There are several large companies interested in this, and they're already thinking of putting it in muffins and cookies by the end of the summer. The problem now becomes one of supply, and that's a big issue, but we're looking into that as well.

What I'm saying is that you don't have to stick to only saturated fats. I think this would be beneficial for farmers because it's an outlet for their oil, and the structuring technology would be comparable in price to a regular shortening. The supply basically comes from the local farmers.

So there's one thing, and it seems to be working all right.

4:15 p.m.

Conservative

The Chair Conservative Rob Merrifield

Very good. We want to explore it further, and we'll open the floor to questioning now.

Ms. Brown, you have ten minutes.

4:15 p.m.

Liberal

Bonnie Brown Liberal Oakville, ON

Thank you very much, Mr. Chairman.

Congratulations to all those who had something to do with the task force and its report.

Because Mr. Marangoni spoke last, I'll just pounce on this right away. Is that product available commercially anywhere?

4:15 p.m.

Professor, Department of Food Science, University of Guelph

Dr. Alejandro Marangoni

Commercially? It will be in four months.

4:15 p.m.

Liberal

Bonnie Brown Liberal Oakville, ON

In about four months? You have a manufacturer then?

4:15 p.m.

Professor, Department of Food Science, University of Guelph

4:15 p.m.

Liberal

Bonnie Brown Liberal Oakville, ON

Does that manufacturer have the capability to produce it in sufficient quantity for the baking industry?

4:15 p.m.

Professor, Department of Food Science, University of Guelph

Dr. Alejandro Marangoni

If everybody likes it— which is a big “if”—if they like the cookies and the biscuits, then that's a very good question.

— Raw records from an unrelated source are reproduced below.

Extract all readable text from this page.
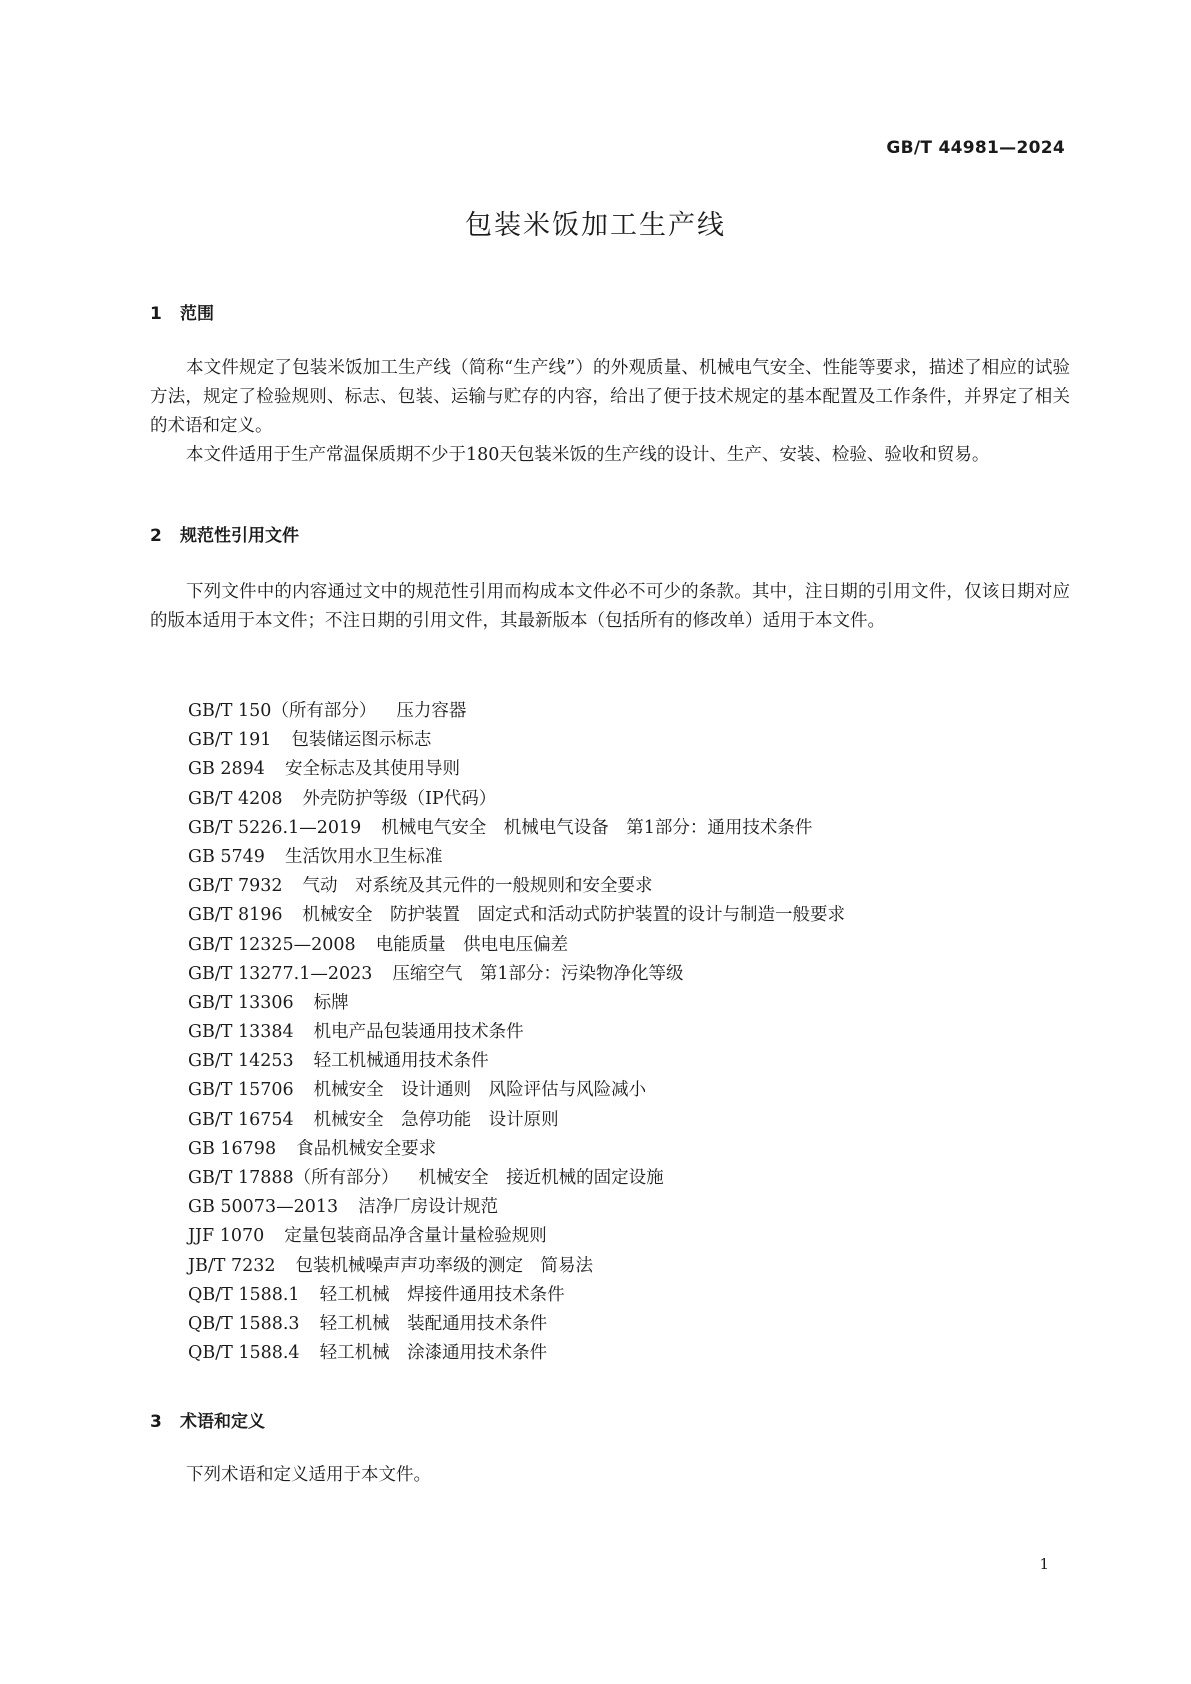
GB/T 44981—2024
包装米饭加工生产线
1 范围

本文件规定了包装米饭加工生产线（简称“生产线”）的外观质量、机械电气安全、性能等要求，描述了相应的试验方法，规定了检验规则、标志、包装、运输与贮存的内容，给出了便于技术规定的基本配置及工作条件，并界定了相关的术语和定义。

本文件适用于生产常温保质期不少于180天包装米饭的生产线的设计、生产、安装、检验、验收和贸易。

2 规范性引用文件

下列文件中的内容通过文中的规范性引用而构成本文件必不可少的条款。其中，注日期的引用文件，仅该日期对应的版本适用于本文件；不注日期的引用文件，其最新版本（包括所有的修改单）适用于本文件。

GB/T 150（所有部分） 压力容器
GB/T 191 包装储运图示标志
GB 2894 安全标志及其使用导则
GB/T 4208 外壳防护等级（IP代码）
GB/T 5226.1—2019 机械电气安全　机械电气设备　第1部分：通用技术条件
GB 5749 生活饮用水卫生标准
GB/T 7932 气动　对系统及其元件的一般规则和安全要求
GB/T 8196 机械安全　防护装置　固定式和活动式防护装置的设计与制造一般要求
GB/T 12325—2008 电能质量　供电电压偏差
GB/T 13277.1—2023 压缩空气　第1部分：污染物净化等级
GB/T 13306 标牌
GB/T 13384 机电产品包装通用技术条件
GB/T 14253 轻工机械通用技术条件
GB/T 15706 机械安全　设计通则　风险评估与风险减小
GB/T 16754 机械安全　急停功能　设计原则
GB 16798 食品机械安全要求
GB/T 17888（所有部分） 机械安全　接近机械的固定设施
GB 50073—2013 洁净厂房设计规范
JJF 1070 定量包装商品净含量计量检验规则
JB/T 7232 包装机械噪声声功率级的测定　简易法
QB/T 1588.1 轻工机械　焊接件通用技术条件
QB/T 1588.3 轻工机械　装配通用技术条件
QB/T 1588.4 轻工机械　涂漆通用技术条件
3 术语和定义

下列术语和定义适用于本文件。

1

That will be the limiting factor in terms of how much it can be ramped up. But if it's welcomed, I believe it will take probably a year and a half to get to the levels where it could be competitive with imports and other fats.

4:15 p.m.

Liberal

Bonnie Brown Liberal Oakville, ON

I think everybody on the committee would be willing to be among the first to test the cookies, if you'd like to pass them around.

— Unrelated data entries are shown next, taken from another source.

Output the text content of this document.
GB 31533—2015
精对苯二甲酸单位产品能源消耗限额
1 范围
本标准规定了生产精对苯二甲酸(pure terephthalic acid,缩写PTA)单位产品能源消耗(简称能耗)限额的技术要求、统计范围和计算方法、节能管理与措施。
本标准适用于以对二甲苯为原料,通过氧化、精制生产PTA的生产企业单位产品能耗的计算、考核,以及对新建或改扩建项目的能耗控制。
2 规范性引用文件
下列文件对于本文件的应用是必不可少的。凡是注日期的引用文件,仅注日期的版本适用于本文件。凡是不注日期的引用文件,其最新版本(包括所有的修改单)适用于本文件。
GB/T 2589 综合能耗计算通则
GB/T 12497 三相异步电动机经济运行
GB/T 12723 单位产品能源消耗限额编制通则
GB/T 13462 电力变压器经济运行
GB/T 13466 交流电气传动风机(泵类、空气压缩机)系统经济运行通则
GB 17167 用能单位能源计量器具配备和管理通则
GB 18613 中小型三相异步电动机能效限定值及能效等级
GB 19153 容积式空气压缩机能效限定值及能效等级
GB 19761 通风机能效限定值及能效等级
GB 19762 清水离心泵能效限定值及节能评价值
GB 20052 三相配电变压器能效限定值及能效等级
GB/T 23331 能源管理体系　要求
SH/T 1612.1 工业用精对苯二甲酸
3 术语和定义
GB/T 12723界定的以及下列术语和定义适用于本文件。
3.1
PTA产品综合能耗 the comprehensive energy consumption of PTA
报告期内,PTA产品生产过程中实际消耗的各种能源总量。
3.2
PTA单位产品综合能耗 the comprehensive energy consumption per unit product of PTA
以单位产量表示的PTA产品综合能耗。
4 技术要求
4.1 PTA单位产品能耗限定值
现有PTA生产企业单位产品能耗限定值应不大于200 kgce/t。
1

What about price? I guess you don't know, because it's not being manufactured in sufficient quantities yet. Do you think it will be comparable to, say, Crisco, Fluffo, and these various other shortenings?

4:15 p.m.

Professor, Department of Food Science, University of Guelph

Dr. Alejandro Marangoni

The product is 60% oil and 40% water, so the price is driven basically by the oil, the water, and the monoglyceride, which is a common structuring agent used in the manufacture of shortening. The overall value is actually competitive with palm fat, not that—

4:15 p.m.

Liberal

Bonnie Brown Liberal Oakville, ON

With what?

4:15 p.m.

Professor, Department of Food Science, University of Guelph

Dr. Alejandro Marangoni

With palm oils. Those are the shortenings produced by Crisco and the others.

In terms of price, it is comparable. Again, though, the question still remains about whether everybody likes it for every single application.